0: slurmstepd: error: *** STEP 111669.0 ON alvis2-08 CANCELLED AT 2021-10-11T10:23:52 DUE TO TIME LIMIT ***
slurmstepd: error: *** JOB 111669 ON alvis2-08 CANCELLED AT 2021-10-11T10:23:52 DUE TO TIME LIMIT ***
1: *****************************************

So here there are two different errors, the first error comes from torch.distributed.init_process_group('nccl') with error

0:     store = TCPStore(master_addr, master_port, world_size, start_daemon, timeout)
0: RuntimeError: Address already in use

and the second error is from torch.distributed.broadcast with error

0: torch.distributed.broadcast(seeds_tensor, 0)
0:   File "/opt/conda/lib/python3.7/site-packages/torch/distributed/distributed_c10d.py", line 1039, in broadcast
0:   File "tmp.py", line 13, in <module>
0:     torch.distributed.broadcast(seeds_tensor, 0)
0:   File "/opt/conda/lib/python3.7/site-packages/torch/distributed/distributed_c10d.py", line 1039, in broadcast
0:     work = default_pg.broadcast([tensor], opts)
0: RuntimeError: NCCL error in: /opt/conda/conda-bld/pytorch_1616554786529/work/torch/lib/c10d/ProcessGroupNCCL.cpp:825, invalid usage, NCCL version 2.7.8
0: ncclInvalidUsage: This usually reflects invalid usage of NCCL library (such as too many async ops, too many collectives at once, mixing streams in a group, etc).
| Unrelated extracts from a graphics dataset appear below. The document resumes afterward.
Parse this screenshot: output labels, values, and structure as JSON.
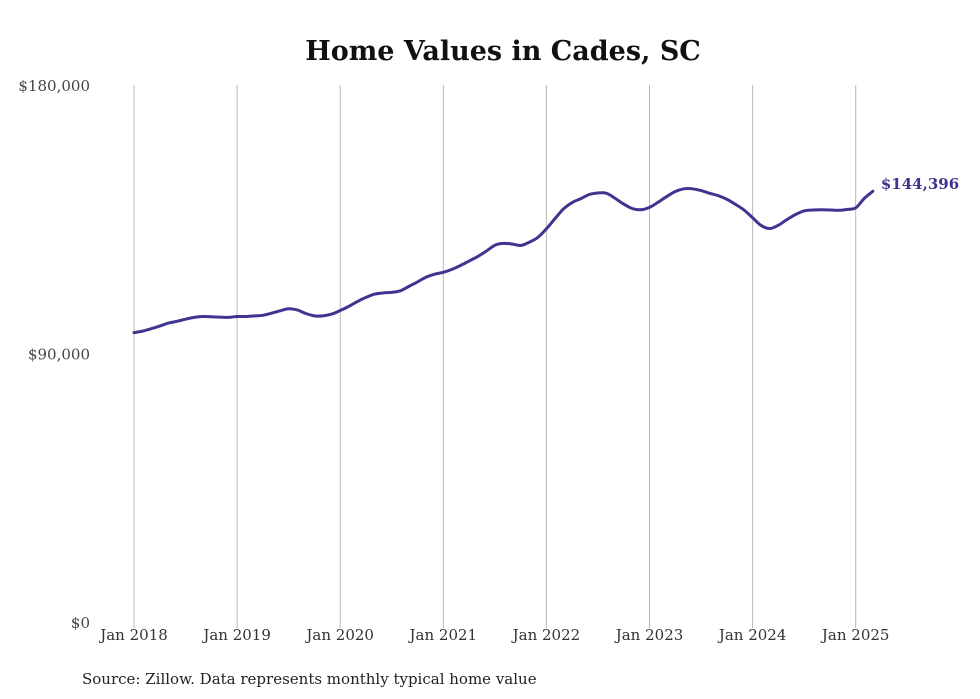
{
  "chart_data": {
    "type": "line",
    "title": "Home Values in Cades, SC",
    "xlabel": "",
    "ylabel": "",
    "ylim": [
      0,
      180000
    ],
    "y_ticks": [
      {
        "value": 0,
        "label": "$0"
      },
      {
        "value": 90000,
        "label": "$90,000"
      },
      {
        "value": 180000,
        "label": "$180,000"
      }
    ],
    "x_ticks": [
      {
        "value": 2018.0,
        "label": "Jan 2018"
      },
      {
        "value": 2019.0,
        "label": "Jan 2019"
      },
      {
        "value": 2020.0,
        "label": "Jan 2020"
      },
      {
        "value": 2021.0,
        "label": "Jan 2021"
      },
      {
        "value": 2022.0,
        "label": "Jan 2022"
      },
      {
        "value": 2023.0,
        "label": "Jan 2023"
      },
      {
        "value": 2024.0,
        "label": "Jan 2024"
      },
      {
        "value": 2025.0,
        "label": "Jan 2025"
      }
    ],
    "xlim": [
      2018.0,
      2025.25
    ],
    "grid": "vertical",
    "line_color": "#3d3590",
    "end_label": "$144,396",
    "series": [
      {
        "x": [
          "Jan 2018",
          "Feb 2018",
          "Mar 2018",
          "Apr 2018",
          "May 2018",
          "Jun 2018",
          "Jul 2018",
          "Aug 2018",
          "Sep 2018",
          "Oct 2018",
          "Nov 2018",
          "Dec 2018",
          "Jan 2019",
          "Feb 2019",
          "Mar 2019",
          "Apr 2019",
          "May 2019",
          "Jun 2019",
          "Jul 2019",
          "Aug 2019",
          "Sep 2019",
          "Oct 2019",
          "Nov 2019",
          "Dec 2019",
          "Jan 2020",
          "Feb 2020",
          "Mar 2020",
          "Apr 2020",
          "May 2020",
          "Jun 2020",
          "Jul 2020",
          "Aug 2020",
          "Sep 2020",
          "Oct 2020",
          "Nov 2020",
          "Dec 2020",
          "Jan 2021",
          "Feb 2021",
          "Mar 2021",
          "Apr 2021",
          "May 2021",
          "Jun 2021",
          "Jul 2021",
          "Aug 2021",
          "Sep 2021",
          "Oct 2021",
          "Nov 2021",
          "Dec 2021",
          "Jan 2022",
          "Feb 2022",
          "Mar 2022",
          "Apr 2022",
          "May 2022",
          "Jun 2022",
          "Jul 2022",
          "Aug 2022",
          "Sep 2022",
          "Oct 2022",
          "Nov 2022",
          "Dec 2022",
          "Jan 2023",
          "Feb 2023",
          "Mar 2023",
          "Apr 2023",
          "May 2023",
          "Jun 2023",
          "Jul 2023",
          "Aug 2023",
          "Sep 2023",
          "Oct 2023",
          "Nov 2023",
          "Dec 2023",
          "Jan 2024",
          "Feb 2024",
          "Mar 2024",
          "Apr 2024",
          "May 2024",
          "Jun 2024",
          "Jul 2024",
          "Aug 2024",
          "Sep 2024",
          "Oct 2024",
          "Nov 2024",
          "Dec 2024",
          "Jan 2025",
          "Feb 2025",
          "Mar 2025"
        ],
        "values": [
          97000,
          97500,
          98300,
          99200,
          100200,
          100800,
          101500,
          102100,
          102400,
          102300,
          102200,
          102100,
          102400,
          102400,
          102600,
          102800,
          103500,
          104300,
          105000,
          104600,
          103400,
          102600,
          102600,
          103200,
          104400,
          105800,
          107400,
          108800,
          109900,
          110300,
          110500,
          111000,
          112500,
          114000,
          115600,
          116600,
          117200,
          118200,
          119500,
          121000,
          122500,
          124300,
          126300,
          126900,
          126700,
          126200,
          127300,
          128900,
          131800,
          135200,
          138500,
          140600,
          141900,
          143300,
          143800,
          143700,
          142000,
          140100,
          138600,
          138200,
          139000,
          140700,
          142600,
          144300,
          145200,
          145200,
          144600,
          143700,
          142900,
          141700,
          140000,
          138100,
          135500,
          132900,
          131900,
          133000,
          134900,
          136600,
          137800,
          138100,
          138200,
          138100,
          138000,
          138300,
          138800,
          142000,
          144396
        ]
      }
    ]
  },
  "footer": {
    "source": "Source: Zillow. Data represents monthly typical home value"
  }
}
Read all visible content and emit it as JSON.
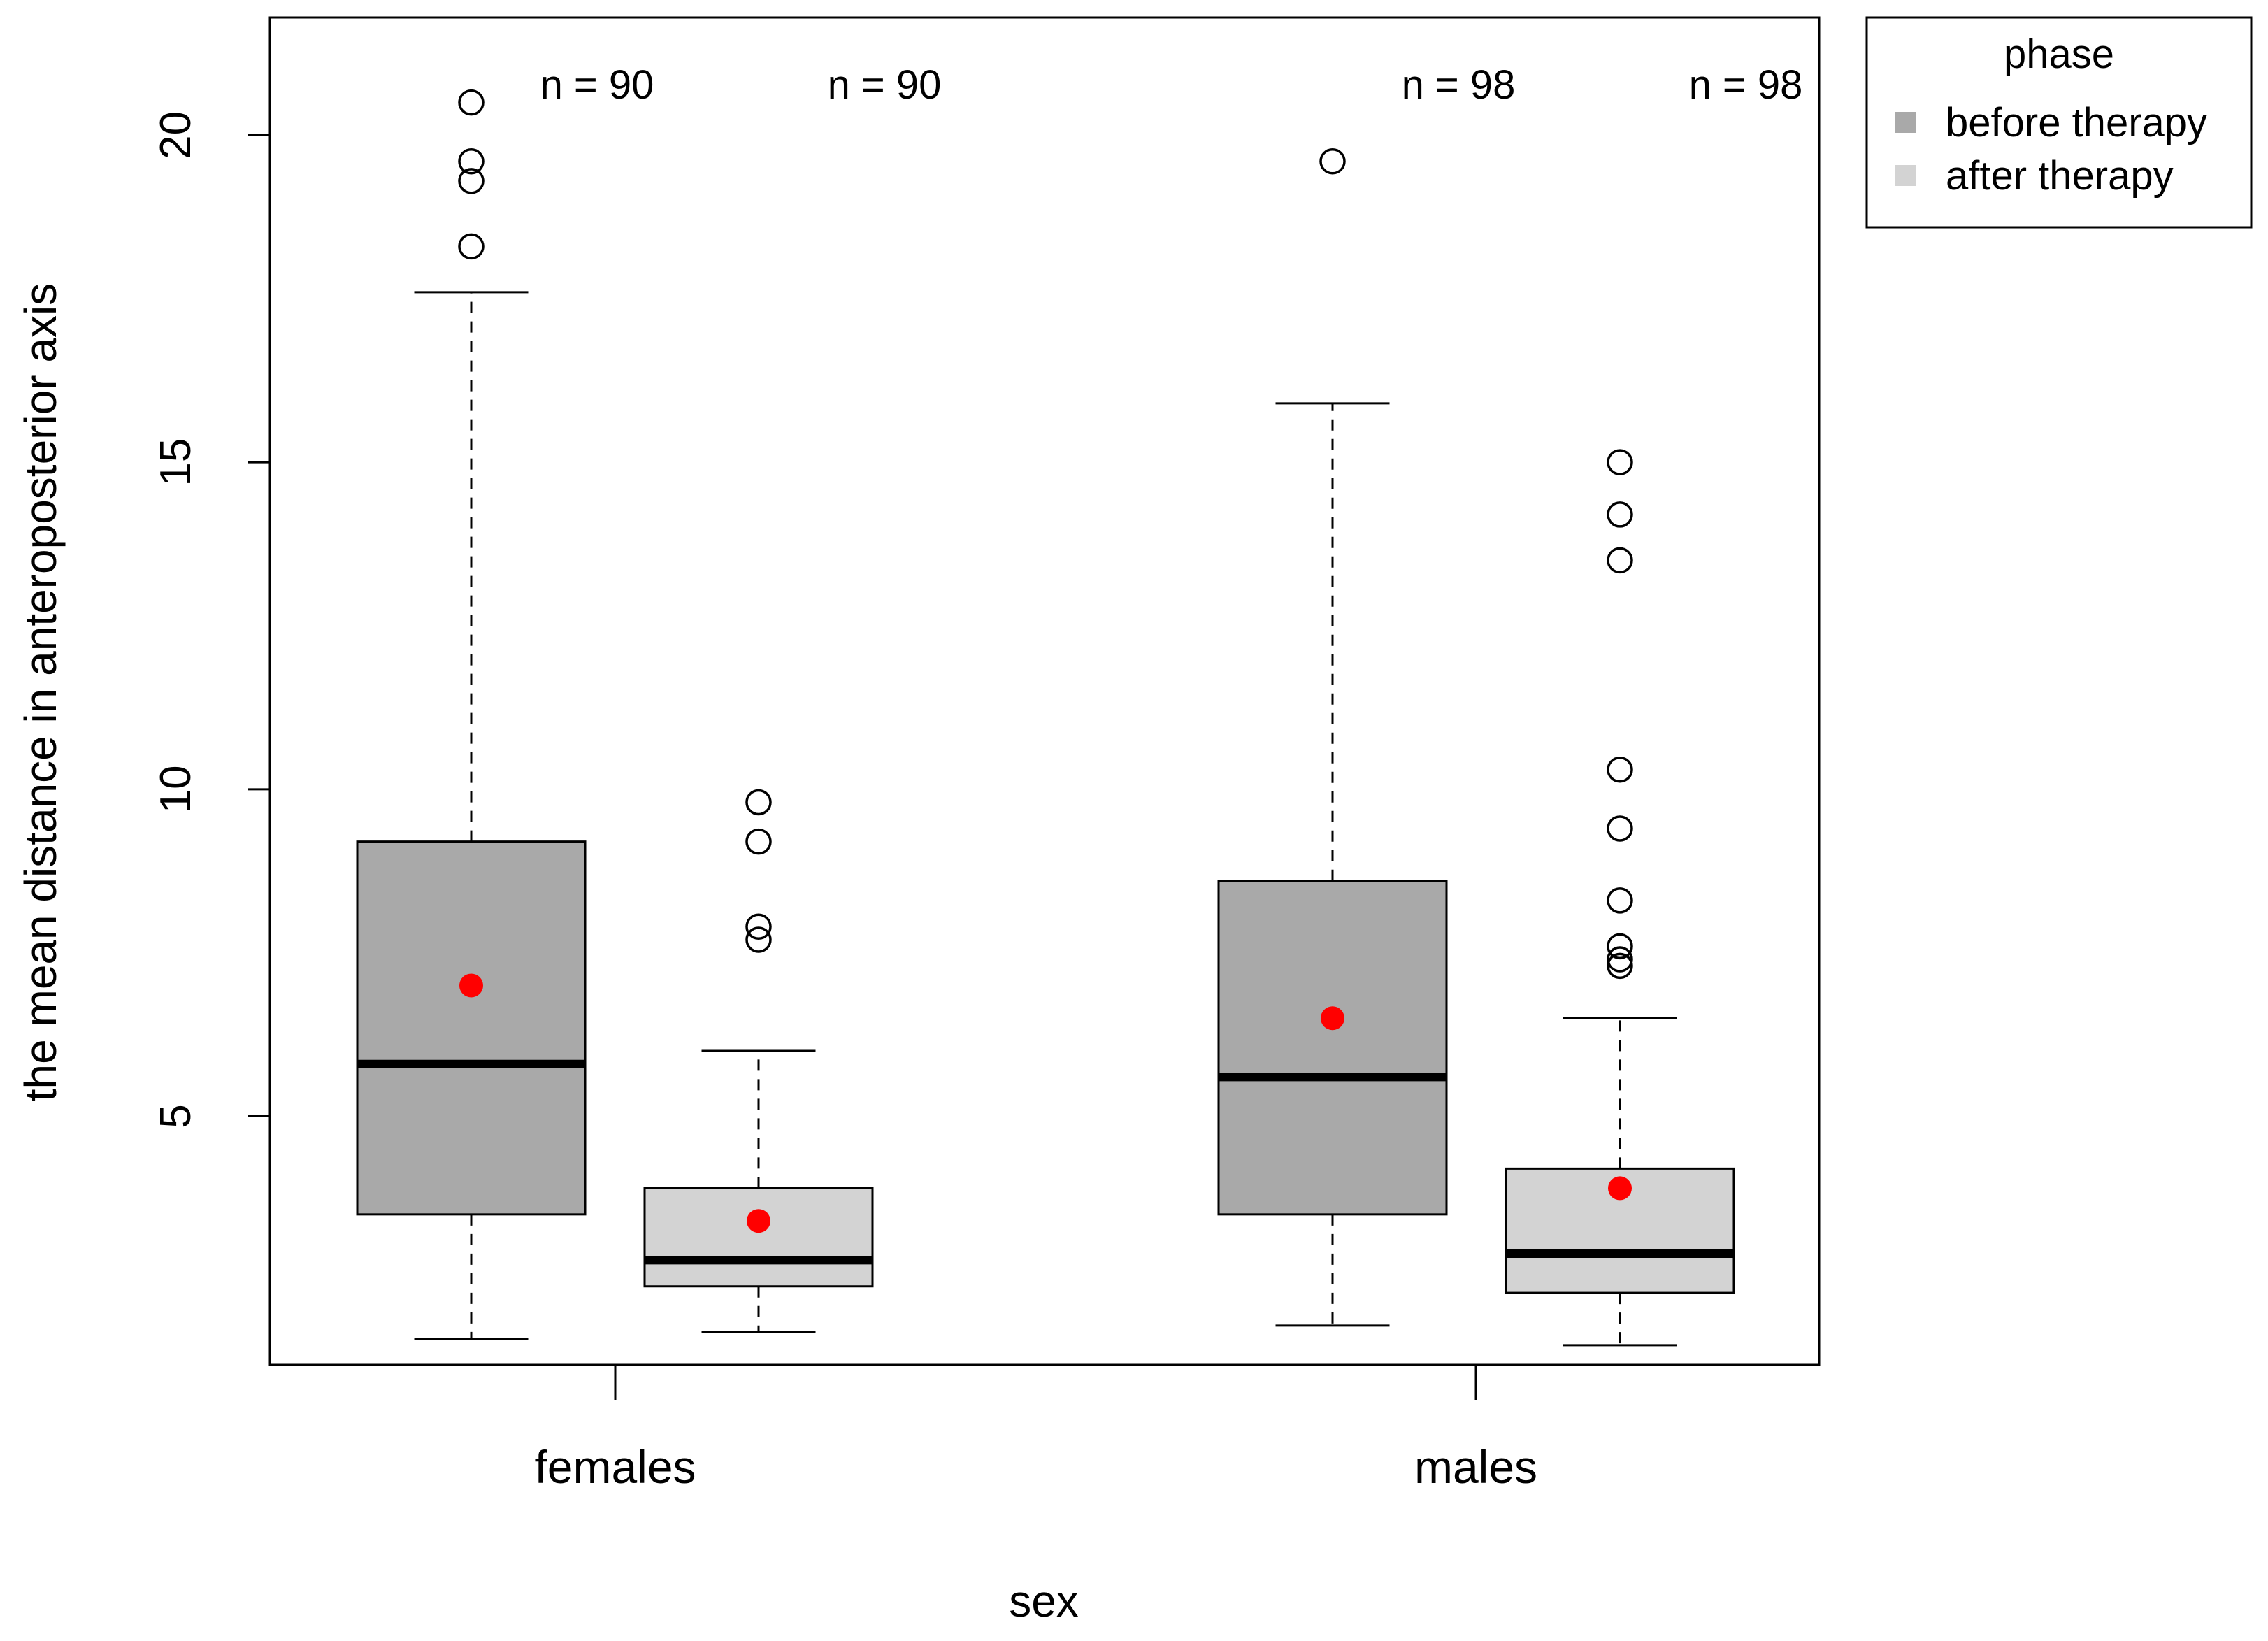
{
  "chart_data": {
    "type": "boxplot",
    "xlabel": "sex",
    "ylabel": "the mean distance in anteroposterior axis",
    "y_range": [
      1.2,
      21.8
    ],
    "y_ticks": [
      5,
      10,
      15,
      20
    ],
    "y_tick_labels": [
      "5",
      "10",
      "15",
      "20"
    ],
    "categories": [
      "females",
      "males"
    ],
    "legend": {
      "title": "phase",
      "position": "right, outside plot",
      "entries": [
        {
          "label": "before therapy",
          "color": "#A9A9A9"
        },
        {
          "label": "after therapy",
          "color": "#D3D3D3"
        }
      ]
    },
    "mean_marker_color": "#FF0000",
    "boxes": [
      {
        "category": "females",
        "phase": "before therapy",
        "color": "#A9A9A9",
        "n_label": "n = 90",
        "whisker_low": 1.6,
        "q1": 3.5,
        "median": 5.8,
        "q3": 9.2,
        "whisker_high": 17.6,
        "mean": 7.0,
        "outliers": [
          18.3,
          19.3,
          19.6,
          20.5
        ]
      },
      {
        "category": "females",
        "phase": "after therapy",
        "color": "#D3D3D3",
        "n_label": "n = 90",
        "whisker_low": 1.7,
        "q1": 2.4,
        "median": 2.8,
        "q3": 3.9,
        "whisker_high": 6.0,
        "mean": 3.4,
        "outliers": [
          7.7,
          7.9,
          9.2,
          9.8
        ]
      },
      {
        "category": "males",
        "phase": "before therapy",
        "color": "#A9A9A9",
        "n_label": "n = 98",
        "whisker_low": 1.8,
        "q1": 3.5,
        "median": 5.6,
        "q3": 8.6,
        "whisker_high": 15.9,
        "mean": 6.5,
        "outliers": [
          19.6
        ]
      },
      {
        "category": "males",
        "phase": "after therapy",
        "color": "#D3D3D3",
        "n_label": "n = 98",
        "whisker_low": 1.5,
        "q1": 2.3,
        "median": 2.9,
        "q3": 4.2,
        "whisker_high": 6.5,
        "mean": 3.9,
        "outliers": [
          7.3,
          7.4,
          7.6,
          8.3,
          9.4,
          10.3,
          13.5,
          14.2,
          15.0
        ]
      }
    ]
  }
}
Update, only the Address only in use error seem to remain if the last line is replaced with

srun -l --mpi=none --ntasks=2 --ntasks-per-node=2 singularity exec $SLURM_SUBMIT_DIR/PyTorch-1.8.1.sif python -m torch.distributed.launch --use_env tmp.py

Can you also add

print(f"MASTER_ADDR: ${os.environ['MASTER_ADDR']}")
print(f"MASTER_PORT: ${os.environ['MASTER_PORT']}")

before torch.distributed.init_process_group("nccl"), that may give some insight into what endpoint is being used. Once you verify the address and port, then check that there is not a process currently using that address/port combo, you can try instantiating a TCPStore via python command line, to verify that it works. It is likely a port conflict based on what you set your port number to be in the environment variables.